I was having a very emotional reaction to something that was going on in my life, and not knowing what to do with myself, I turned to photography to try and put my feelings into a more manageable format. It was like a blindingly bright lightbulb went off in my head.
From then on I started taking pictures and posting them online almost every day instead of a few times a month. It was like a drug. And not only had I found something that was helping me immensely, I had apparently found something that a few others also responded to. Almost without fail, my most personal pictures – the ones that I’ve seriously contemplated not posting at all because they are so exposing – are the ones that have gotten the most numerous and positive reactions.
The connection you make with someone when you show them a picture that is so closely linked to who you are as a person, is, I think, unique. You’re expressing to them who you are as a person in a way that would probably be hard to replicate using words, and in taking a liking to what you do, that person is also showing you who they are in a subtle way.

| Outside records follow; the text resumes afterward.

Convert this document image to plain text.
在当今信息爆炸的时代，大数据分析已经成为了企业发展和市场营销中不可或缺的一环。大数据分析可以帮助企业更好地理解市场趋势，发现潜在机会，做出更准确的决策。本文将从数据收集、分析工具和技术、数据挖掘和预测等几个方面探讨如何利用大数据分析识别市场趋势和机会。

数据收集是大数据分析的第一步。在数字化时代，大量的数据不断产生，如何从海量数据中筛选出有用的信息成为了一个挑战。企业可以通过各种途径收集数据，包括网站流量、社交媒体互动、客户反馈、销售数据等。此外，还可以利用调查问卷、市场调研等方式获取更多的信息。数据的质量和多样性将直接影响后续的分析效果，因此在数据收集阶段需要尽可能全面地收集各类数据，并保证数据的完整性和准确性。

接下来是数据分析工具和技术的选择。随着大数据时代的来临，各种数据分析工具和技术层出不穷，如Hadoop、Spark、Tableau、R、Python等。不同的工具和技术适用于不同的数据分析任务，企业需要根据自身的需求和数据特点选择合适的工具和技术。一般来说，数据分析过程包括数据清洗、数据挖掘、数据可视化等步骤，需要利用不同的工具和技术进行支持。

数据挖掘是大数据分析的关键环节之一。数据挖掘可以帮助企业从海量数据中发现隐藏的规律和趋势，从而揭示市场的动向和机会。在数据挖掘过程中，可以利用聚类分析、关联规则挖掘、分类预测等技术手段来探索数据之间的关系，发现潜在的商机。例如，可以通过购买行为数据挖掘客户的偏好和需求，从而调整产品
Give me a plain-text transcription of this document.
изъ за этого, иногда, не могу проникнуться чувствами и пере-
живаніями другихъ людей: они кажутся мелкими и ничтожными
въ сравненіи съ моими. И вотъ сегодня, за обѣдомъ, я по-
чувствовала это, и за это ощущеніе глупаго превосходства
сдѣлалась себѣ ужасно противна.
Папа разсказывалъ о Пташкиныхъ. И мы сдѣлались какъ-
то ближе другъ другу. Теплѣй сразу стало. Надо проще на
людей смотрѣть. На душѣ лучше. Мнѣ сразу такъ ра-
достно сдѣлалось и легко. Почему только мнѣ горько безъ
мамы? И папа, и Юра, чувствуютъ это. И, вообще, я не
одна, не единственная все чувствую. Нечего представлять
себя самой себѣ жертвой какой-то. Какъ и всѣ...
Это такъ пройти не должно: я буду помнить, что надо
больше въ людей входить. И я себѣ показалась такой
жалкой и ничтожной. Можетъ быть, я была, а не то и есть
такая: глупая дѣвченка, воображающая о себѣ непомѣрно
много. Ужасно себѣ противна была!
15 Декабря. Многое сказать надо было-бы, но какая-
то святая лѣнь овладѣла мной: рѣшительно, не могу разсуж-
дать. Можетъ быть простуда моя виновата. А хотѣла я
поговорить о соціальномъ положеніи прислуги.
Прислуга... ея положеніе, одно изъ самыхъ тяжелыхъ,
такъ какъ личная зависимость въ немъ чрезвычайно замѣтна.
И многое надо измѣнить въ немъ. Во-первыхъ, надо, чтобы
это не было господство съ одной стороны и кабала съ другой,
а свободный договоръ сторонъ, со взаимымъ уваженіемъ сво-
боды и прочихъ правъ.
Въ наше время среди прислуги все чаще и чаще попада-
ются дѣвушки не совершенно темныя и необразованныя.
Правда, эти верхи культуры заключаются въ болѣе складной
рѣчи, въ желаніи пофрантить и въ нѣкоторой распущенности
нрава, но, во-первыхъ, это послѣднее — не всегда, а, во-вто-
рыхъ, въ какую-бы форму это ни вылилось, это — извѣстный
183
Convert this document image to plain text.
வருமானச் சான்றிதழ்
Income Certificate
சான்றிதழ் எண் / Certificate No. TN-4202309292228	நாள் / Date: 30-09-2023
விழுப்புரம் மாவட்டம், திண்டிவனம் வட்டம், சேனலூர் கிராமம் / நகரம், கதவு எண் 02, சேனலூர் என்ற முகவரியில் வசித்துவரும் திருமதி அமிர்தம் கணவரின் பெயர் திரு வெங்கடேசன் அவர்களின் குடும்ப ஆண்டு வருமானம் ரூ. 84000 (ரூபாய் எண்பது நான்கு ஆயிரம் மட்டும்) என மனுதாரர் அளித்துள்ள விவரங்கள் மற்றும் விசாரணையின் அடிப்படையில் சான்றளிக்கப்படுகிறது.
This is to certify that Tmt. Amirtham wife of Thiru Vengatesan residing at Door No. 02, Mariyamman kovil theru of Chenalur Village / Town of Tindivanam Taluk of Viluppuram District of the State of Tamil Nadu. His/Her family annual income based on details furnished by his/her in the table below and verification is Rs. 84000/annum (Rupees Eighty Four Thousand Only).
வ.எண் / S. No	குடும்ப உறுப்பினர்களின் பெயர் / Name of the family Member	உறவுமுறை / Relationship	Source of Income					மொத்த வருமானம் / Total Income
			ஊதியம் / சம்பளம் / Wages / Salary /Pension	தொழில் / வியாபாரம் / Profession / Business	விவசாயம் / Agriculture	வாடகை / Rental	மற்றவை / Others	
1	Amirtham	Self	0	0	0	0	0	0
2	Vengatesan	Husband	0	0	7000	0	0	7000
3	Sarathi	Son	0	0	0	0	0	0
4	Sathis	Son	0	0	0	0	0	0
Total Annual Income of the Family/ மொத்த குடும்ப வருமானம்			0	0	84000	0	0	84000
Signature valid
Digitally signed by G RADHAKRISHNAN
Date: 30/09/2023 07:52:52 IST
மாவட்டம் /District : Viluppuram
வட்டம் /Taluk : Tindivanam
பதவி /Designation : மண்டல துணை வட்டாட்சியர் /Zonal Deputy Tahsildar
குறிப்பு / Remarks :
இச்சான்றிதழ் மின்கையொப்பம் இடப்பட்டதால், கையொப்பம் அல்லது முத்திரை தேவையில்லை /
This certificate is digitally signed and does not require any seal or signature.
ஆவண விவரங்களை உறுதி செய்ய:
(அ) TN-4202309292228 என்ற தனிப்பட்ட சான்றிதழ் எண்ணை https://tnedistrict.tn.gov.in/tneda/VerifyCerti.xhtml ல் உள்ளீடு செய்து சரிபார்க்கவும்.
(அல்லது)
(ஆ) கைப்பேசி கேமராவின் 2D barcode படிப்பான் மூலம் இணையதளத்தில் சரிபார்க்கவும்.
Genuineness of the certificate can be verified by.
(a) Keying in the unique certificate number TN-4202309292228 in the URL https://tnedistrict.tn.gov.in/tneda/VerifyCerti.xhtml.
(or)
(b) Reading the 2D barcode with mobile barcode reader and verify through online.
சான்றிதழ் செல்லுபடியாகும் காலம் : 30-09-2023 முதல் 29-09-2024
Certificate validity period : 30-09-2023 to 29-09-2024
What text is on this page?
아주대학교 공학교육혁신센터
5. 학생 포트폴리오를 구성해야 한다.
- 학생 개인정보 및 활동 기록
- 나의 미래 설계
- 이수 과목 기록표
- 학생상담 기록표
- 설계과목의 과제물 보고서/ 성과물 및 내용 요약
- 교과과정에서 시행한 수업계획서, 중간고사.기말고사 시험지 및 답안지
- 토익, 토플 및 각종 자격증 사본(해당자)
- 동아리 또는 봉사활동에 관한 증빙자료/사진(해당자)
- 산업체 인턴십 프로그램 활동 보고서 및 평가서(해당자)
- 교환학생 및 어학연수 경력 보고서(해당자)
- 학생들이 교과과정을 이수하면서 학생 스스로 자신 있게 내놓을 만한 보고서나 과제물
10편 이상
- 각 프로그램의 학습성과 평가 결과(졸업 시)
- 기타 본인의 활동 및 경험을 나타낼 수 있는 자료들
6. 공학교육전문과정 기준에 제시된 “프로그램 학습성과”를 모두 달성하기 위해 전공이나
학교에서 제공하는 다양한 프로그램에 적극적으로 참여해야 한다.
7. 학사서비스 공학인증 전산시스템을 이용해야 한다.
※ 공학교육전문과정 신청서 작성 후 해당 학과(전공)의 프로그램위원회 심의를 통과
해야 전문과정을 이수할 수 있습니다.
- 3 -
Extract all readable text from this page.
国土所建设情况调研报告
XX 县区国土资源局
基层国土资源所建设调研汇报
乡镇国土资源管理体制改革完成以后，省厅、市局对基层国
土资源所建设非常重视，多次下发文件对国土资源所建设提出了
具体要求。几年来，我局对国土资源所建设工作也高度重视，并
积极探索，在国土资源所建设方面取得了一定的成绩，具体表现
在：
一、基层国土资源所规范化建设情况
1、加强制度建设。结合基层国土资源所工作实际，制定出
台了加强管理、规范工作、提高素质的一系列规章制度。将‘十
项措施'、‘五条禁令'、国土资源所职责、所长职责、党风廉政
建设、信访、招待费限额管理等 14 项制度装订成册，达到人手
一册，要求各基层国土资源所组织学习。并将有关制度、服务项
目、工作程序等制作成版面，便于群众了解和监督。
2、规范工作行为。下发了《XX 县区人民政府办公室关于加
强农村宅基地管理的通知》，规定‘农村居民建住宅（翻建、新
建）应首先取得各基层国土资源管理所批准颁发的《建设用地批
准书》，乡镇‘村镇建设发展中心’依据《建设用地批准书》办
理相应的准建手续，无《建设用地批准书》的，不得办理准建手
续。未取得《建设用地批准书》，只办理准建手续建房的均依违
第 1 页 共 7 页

That has also been a factor in keeping me going sometimes, the fact that I may feel absolutely awful some days, but by expressing that in a picture, I’m creating something beautiful out of it, that hopefully brings something positive to other people’s lives.
To me, words and images are almost inseparable, and I rarely know which comes first for any given image. On some images I superimpose the words associated with it, but even when I don’t, which is most of the time, they are always there in the background.
It’s like a story being written out in my mind, and I just illustrate a few scenes from it. However, I don’t expect people to see the exact same things as I do in my images, in fact I think it’s better if everyone has their own interpretations, but I always know what it is I want to say.
I don’t know if I have a particular photographic style, but I guess I do at least have a very clear idea of what I like and how I want my images to look. I rarely shoot with anything other than my 50mm and 35mm primes, and I process most of my images in roughly the same way.
Apart from getting to know my aesthetics, the only thing I hope people take away from my photography is that it is a part of me, and while I do hope to become as ‘good’ a photographer as I can, expression will always come before technical perfection.